Child support is a frequent component of many divorces. With nearly half of all marriages in the United States ending in divorce, and nearly one-fourth of all children born to parents who are unmarried, many parents will have to deal with child support at some point or another.

The legal process regarding child support varies case by case. For some families it can be simple, amicable and easy; for others, complicated, contentious and difficult. There are a few basic principles to child support that you should know in order to understand it. This post will go over some of the most important points, such as:

Who has the right to child support?

Child support is not meant for parents—rather, it is the right of the child. A child has the right to child support payments in order to provide for his or her healthy upbringing.

What is a child support order?

A family court can issue a child support order, which designates the amount of child support required from a parent. This amount can be affected by the parent’s income, the number of children and the custody arrangement.

What is the state’s role in child support?

The agreement for child support was once left to the parents to decide. Now, however, the government sometimes steps in to ensure a fair arrangement for the parents and child.
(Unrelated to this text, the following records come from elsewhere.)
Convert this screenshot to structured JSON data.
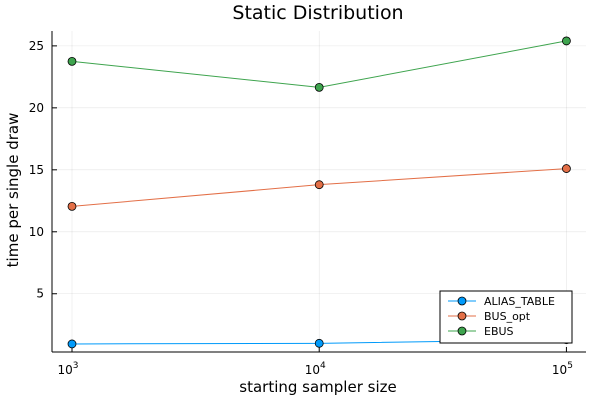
{
  "chart_data": {
    "type": "line",
    "title": "Static Distribution",
    "xlabel": "starting sampler size",
    "ylabel": "time per single draw",
    "x_scale": "log10",
    "x": [
      1000,
      10000,
      100000
    ],
    "x_tick_labels": [
      {
        "base": "10",
        "exp": "3"
      },
      {
        "base": "10",
        "exp": "4"
      },
      {
        "base": "10",
        "exp": "5"
      }
    ],
    "y_ticks": [
      5,
      10,
      15,
      20,
      25
    ],
    "y_tick_labels": [
      "5",
      "10",
      "15",
      "20",
      "25"
    ],
    "xlim": [
      830,
      120000
    ],
    "ylim": [
      0.3,
      26.2
    ],
    "grid": true,
    "legend_position": "bottom-right",
    "series": [
      {
        "name": "ALIAS_TABLE",
        "color": "#009AFA",
        "values": [
          0.95,
          1.0,
          1.3
        ]
      },
      {
        "name": "BUS_opt",
        "color": "#E36F47",
        "values": [
          12.05,
          13.8,
          15.1
        ]
      },
      {
        "name": "EBUS",
        "color": "#3EA44E",
        "values": [
          23.75,
          21.65,
          25.4
        ]
      }
    ]
  }
}
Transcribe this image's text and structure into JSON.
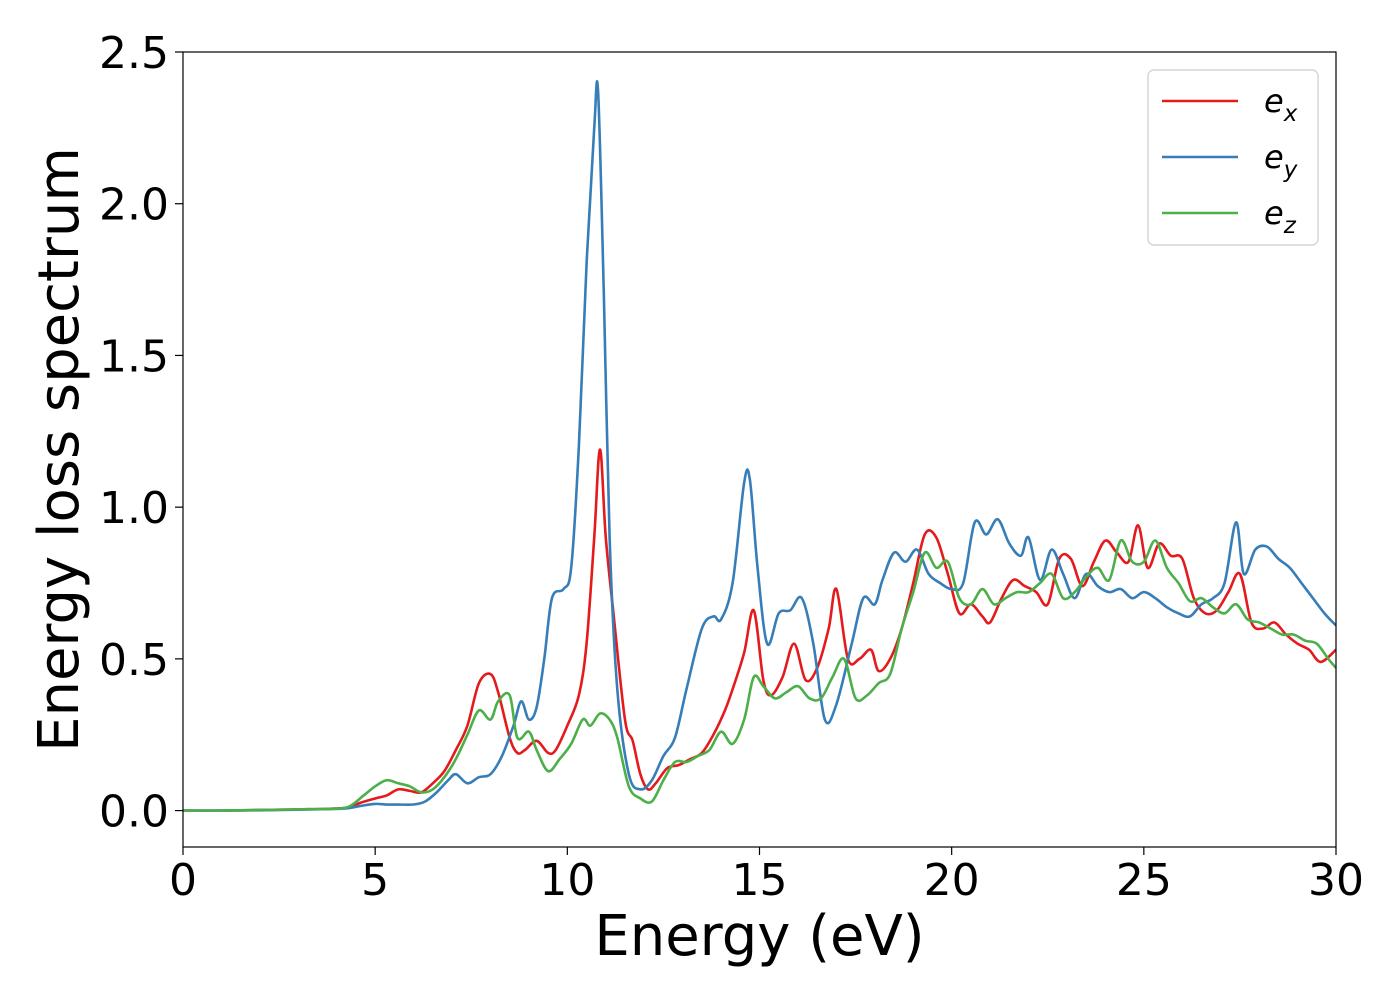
{
  "chart_data": {
    "type": "line",
    "xlabel": "Energy (eV)",
    "ylabel": "Energy loss spectrum",
    "xlim": [
      0,
      30
    ],
    "ylim": [
      -0.12,
      2.5
    ],
    "xticks": [
      0,
      5,
      10,
      15,
      20,
      25,
      30
    ],
    "yticks": [
      0.0,
      0.5,
      1.0,
      1.5,
      2.0,
      2.5
    ],
    "xtick_labels": [
      "0",
      "5",
      "10",
      "15",
      "20",
      "25",
      "30"
    ],
    "ytick_labels": [
      "0.0",
      "0.5",
      "1.0",
      "1.5",
      "2.0",
      "2.5"
    ],
    "grid": false,
    "legend_position": "top-right",
    "series": [
      {
        "name": "e",
        "subscript": "x",
        "color": "#e41a1c",
        "x": [
          0,
          1,
          2,
          3,
          3.8,
          4.3,
          4.6,
          5.0,
          5.3,
          5.6,
          5.9,
          6.2,
          6.5,
          6.8,
          7.1,
          7.4,
          7.7,
          8.0,
          8.2,
          8.5,
          8.7,
          8.9,
          9.2,
          9.5,
          9.7,
          10.0,
          10.3,
          10.5,
          10.7,
          10.85,
          11.0,
          11.2,
          11.5,
          11.7,
          11.9,
          12.1,
          12.3,
          12.6,
          12.9,
          13.2,
          13.5,
          13.8,
          14.1,
          14.3,
          14.6,
          14.85,
          15.1,
          15.3,
          15.6,
          15.9,
          16.2,
          16.5,
          16.8,
          17.0,
          17.3,
          17.6,
          17.9,
          18.1,
          18.4,
          18.7,
          19.0,
          19.3,
          19.6,
          19.9,
          20.2,
          20.5,
          20.8,
          21.0,
          21.3,
          21.6,
          21.9,
          22.2,
          22.5,
          22.8,
          23.1,
          23.4,
          23.7,
          24.0,
          24.3,
          24.6,
          24.85,
          25.1,
          25.4,
          25.7,
          26.0,
          26.3,
          26.6,
          26.9,
          27.2,
          27.5,
          27.8,
          28.1,
          28.4,
          28.7,
          29.0,
          29.3,
          29.6,
          30.0
        ],
        "values": [
          0.0,
          0.0,
          0.002,
          0.004,
          0.006,
          0.01,
          0.025,
          0.04,
          0.05,
          0.07,
          0.065,
          0.06,
          0.09,
          0.13,
          0.2,
          0.28,
          0.42,
          0.45,
          0.39,
          0.24,
          0.19,
          0.2,
          0.23,
          0.19,
          0.2,
          0.28,
          0.38,
          0.55,
          0.9,
          1.19,
          0.9,
          0.65,
          0.3,
          0.23,
          0.12,
          0.07,
          0.09,
          0.14,
          0.15,
          0.17,
          0.19,
          0.25,
          0.33,
          0.4,
          0.52,
          0.66,
          0.43,
          0.38,
          0.44,
          0.55,
          0.43,
          0.47,
          0.6,
          0.73,
          0.5,
          0.5,
          0.53,
          0.46,
          0.5,
          0.6,
          0.75,
          0.91,
          0.9,
          0.78,
          0.65,
          0.68,
          0.64,
          0.62,
          0.7,
          0.76,
          0.74,
          0.72,
          0.68,
          0.83,
          0.83,
          0.74,
          0.82,
          0.89,
          0.85,
          0.82,
          0.94,
          0.8,
          0.88,
          0.84,
          0.83,
          0.7,
          0.65,
          0.66,
          0.72,
          0.78,
          0.62,
          0.6,
          0.62,
          0.58,
          0.55,
          0.53,
          0.49,
          0.53
        ]
      },
      {
        "name": "e",
        "subscript": "y",
        "color": "#377eb8",
        "x": [
          0,
          1,
          2,
          3,
          3.8,
          4.3,
          4.6,
          5.0,
          5.3,
          5.6,
          6.0,
          6.3,
          6.6,
          6.9,
          7.1,
          7.4,
          7.7,
          8.0,
          8.3,
          8.6,
          8.8,
          9.0,
          9.2,
          9.4,
          9.6,
          9.9,
          10.1,
          10.3,
          10.5,
          10.7,
          10.8,
          10.95,
          11.1,
          11.3,
          11.6,
          11.9,
          12.2,
          12.5,
          12.8,
          13.1,
          13.5,
          13.8,
          14.0,
          14.3,
          14.6,
          14.75,
          14.95,
          15.2,
          15.5,
          15.8,
          16.1,
          16.4,
          16.7,
          17.0,
          17.4,
          17.7,
          18.0,
          18.2,
          18.5,
          18.8,
          19.1,
          19.4,
          19.7,
          20.0,
          20.3,
          20.6,
          20.9,
          21.2,
          21.5,
          21.8,
          22.0,
          22.3,
          22.6,
          22.9,
          23.2,
          23.5,
          23.8,
          24.1,
          24.4,
          24.7,
          25.0,
          25.3,
          25.6,
          25.9,
          26.2,
          26.5,
          26.8,
          27.1,
          27.4,
          27.6,
          27.9,
          28.2,
          28.5,
          28.8,
          29.1,
          29.4,
          29.7,
          30.0
        ],
        "values": [
          0.0,
          0.0,
          0.001,
          0.003,
          0.005,
          0.008,
          0.015,
          0.022,
          0.02,
          0.02,
          0.02,
          0.03,
          0.06,
          0.1,
          0.12,
          0.09,
          0.11,
          0.12,
          0.18,
          0.28,
          0.36,
          0.3,
          0.34,
          0.5,
          0.7,
          0.73,
          0.8,
          1.2,
          1.8,
          2.25,
          2.37,
          1.7,
          0.9,
          0.4,
          0.12,
          0.07,
          0.1,
          0.18,
          0.24,
          0.4,
          0.6,
          0.64,
          0.63,
          0.75,
          1.08,
          1.09,
          0.8,
          0.55,
          0.65,
          0.66,
          0.7,
          0.55,
          0.3,
          0.35,
          0.55,
          0.7,
          0.68,
          0.76,
          0.85,
          0.82,
          0.86,
          0.78,
          0.75,
          0.73,
          0.75,
          0.95,
          0.91,
          0.96,
          0.88,
          0.84,
          0.9,
          0.76,
          0.86,
          0.78,
          0.7,
          0.78,
          0.74,
          0.72,
          0.73,
          0.7,
          0.72,
          0.7,
          0.67,
          0.65,
          0.64,
          0.68,
          0.7,
          0.75,
          0.95,
          0.78,
          0.86,
          0.87,
          0.83,
          0.8,
          0.75,
          0.7,
          0.65,
          0.61
        ]
      },
      {
        "name": "e",
        "subscript": "z",
        "color": "#4daf4a",
        "x": [
          0,
          1,
          2,
          3,
          3.8,
          4.3,
          4.7,
          5.0,
          5.3,
          5.6,
          5.9,
          6.2,
          6.5,
          6.8,
          7.1,
          7.4,
          7.7,
          8.0,
          8.2,
          8.5,
          8.7,
          9.0,
          9.2,
          9.5,
          9.8,
          10.1,
          10.4,
          10.6,
          10.85,
          11.1,
          11.3,
          11.6,
          11.9,
          12.2,
          12.5,
          12.8,
          13.1,
          13.4,
          13.7,
          14.0,
          14.3,
          14.6,
          14.85,
          15.1,
          15.4,
          15.7,
          16.0,
          16.3,
          16.6,
          16.9,
          17.2,
          17.5,
          17.8,
          18.1,
          18.4,
          18.7,
          19.0,
          19.3,
          19.6,
          19.9,
          20.2,
          20.5,
          20.8,
          21.1,
          21.4,
          21.7,
          22.0,
          22.3,
          22.6,
          22.9,
          23.2,
          23.5,
          23.8,
          24.1,
          24.4,
          24.7,
          25.0,
          25.3,
          25.6,
          25.9,
          26.2,
          26.5,
          26.8,
          27.1,
          27.4,
          27.7,
          28.0,
          28.3,
          28.6,
          28.9,
          29.2,
          29.5,
          29.8,
          30.0
        ],
        "values": [
          0.0,
          0.0,
          0.002,
          0.004,
          0.006,
          0.012,
          0.05,
          0.08,
          0.1,
          0.09,
          0.08,
          0.06,
          0.07,
          0.11,
          0.17,
          0.25,
          0.33,
          0.3,
          0.36,
          0.38,
          0.24,
          0.26,
          0.2,
          0.13,
          0.17,
          0.22,
          0.3,
          0.28,
          0.32,
          0.3,
          0.24,
          0.08,
          0.04,
          0.03,
          0.1,
          0.16,
          0.16,
          0.18,
          0.2,
          0.26,
          0.22,
          0.3,
          0.44,
          0.41,
          0.37,
          0.39,
          0.41,
          0.37,
          0.37,
          0.44,
          0.5,
          0.37,
          0.38,
          0.42,
          0.45,
          0.6,
          0.72,
          0.85,
          0.8,
          0.82,
          0.7,
          0.68,
          0.73,
          0.68,
          0.7,
          0.72,
          0.72,
          0.75,
          0.78,
          0.7,
          0.72,
          0.77,
          0.8,
          0.76,
          0.89,
          0.82,
          0.82,
          0.89,
          0.8,
          0.75,
          0.69,
          0.7,
          0.67,
          0.65,
          0.68,
          0.63,
          0.62,
          0.6,
          0.58,
          0.58,
          0.56,
          0.55,
          0.5,
          0.47
        ]
      }
    ]
  }
}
Frequently, this means that the court will intervene to ensure that the non-custodial parent is making timely and complete child support payments.
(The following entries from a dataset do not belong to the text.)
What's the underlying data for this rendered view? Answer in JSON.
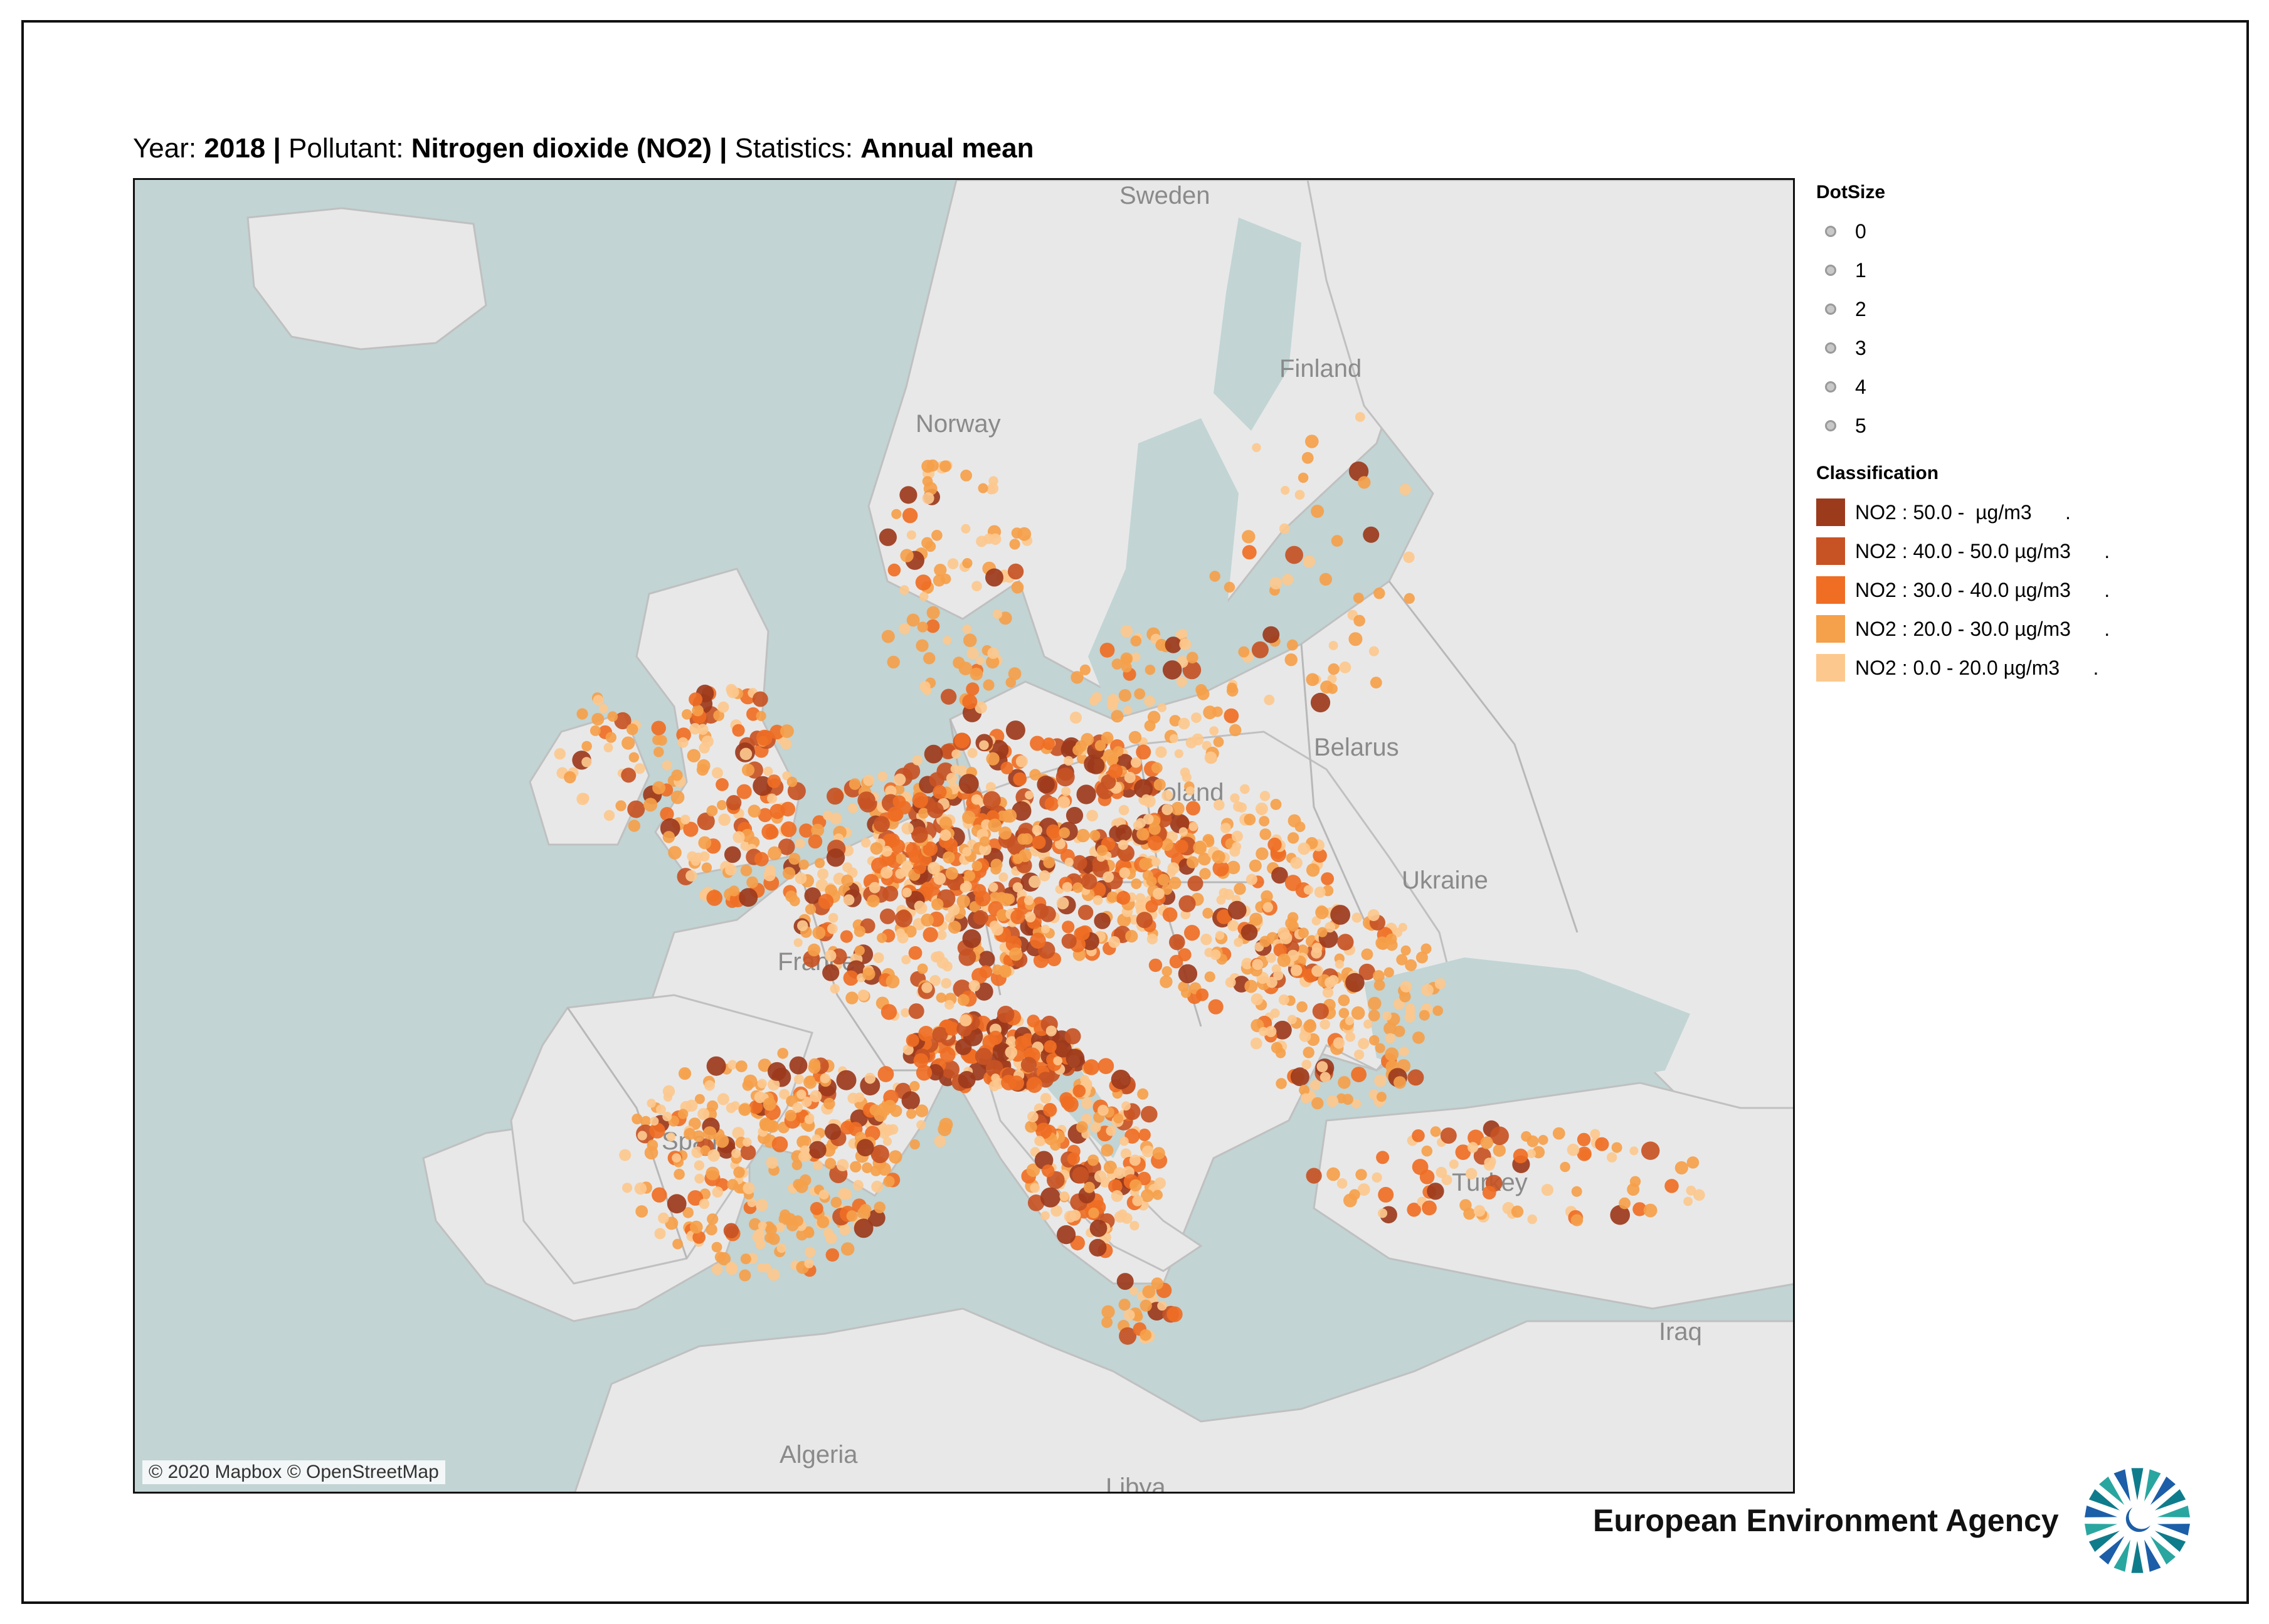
{
  "header": {
    "year_label": "Year:",
    "year_value": "2018",
    "pollutant_label": "Pollutant:",
    "pollutant_value": "Nitrogen dioxide (NO2)",
    "statistics_label": "Statistics:",
    "statistics_value": "Annual mean",
    "separator": "|"
  },
  "map": {
    "country_labels": [
      "Sweden",
      "Finland",
      "Norway",
      "Belarus",
      "Poland",
      "Ukraine",
      "France",
      "Spain",
      "Turkey",
      "Iraq",
      "Algeria",
      "Libya"
    ],
    "attribution": "© 2020 Mapbox © OpenStreetMap",
    "colors": {
      "water": "#c2d4d4",
      "land": "#e8e8e8",
      "border": "#b8b8b8"
    }
  },
  "legend": {
    "dotsize_title": "DotSize",
    "dotsize_items": [
      "0",
      "1",
      "2",
      "3",
      "4",
      "5"
    ],
    "classification_title": "Classification",
    "classes": [
      {
        "label": "NO2 : 50.0 -  µg/m3      .",
        "color": "#9c3a1c"
      },
      {
        "label": "NO2 : 40.0 - 50.0 µg/m3      .",
        "color": "#c75224"
      },
      {
        "label": "NO2 : 30.0 - 40.0 µg/m3      .",
        "color": "#ef6e24"
      },
      {
        "label": "NO2 : 20.0 - 30.0 µg/m3      .",
        "color": "#f5a04a"
      },
      {
        "label": "NO2 : 0.0 - 20.0 µg/m3      .",
        "color": "#fcc88e"
      }
    ]
  },
  "footer": {
    "agency_name": "European Environment Agency",
    "logo_colors": [
      "#0f7c8c",
      "#2aa6a0",
      "#1c5ea8"
    ]
  }
}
How does the court enforce an order?

If the non-custodial parent does not promptly pay the full amount of child support, the state can withhold support funds from paychecks or tax refunds, or even seize property and real estate.

What about paternity?

The first step in cases regarding unmarried parents is often to establish paternity. If the father will not voluntarily take the test, a court order could require him to take a DNA test.

What about moving to a new state?

Moving to a different state does not negate the need for child support: The family courts of another state can still enforce child support orders from other states.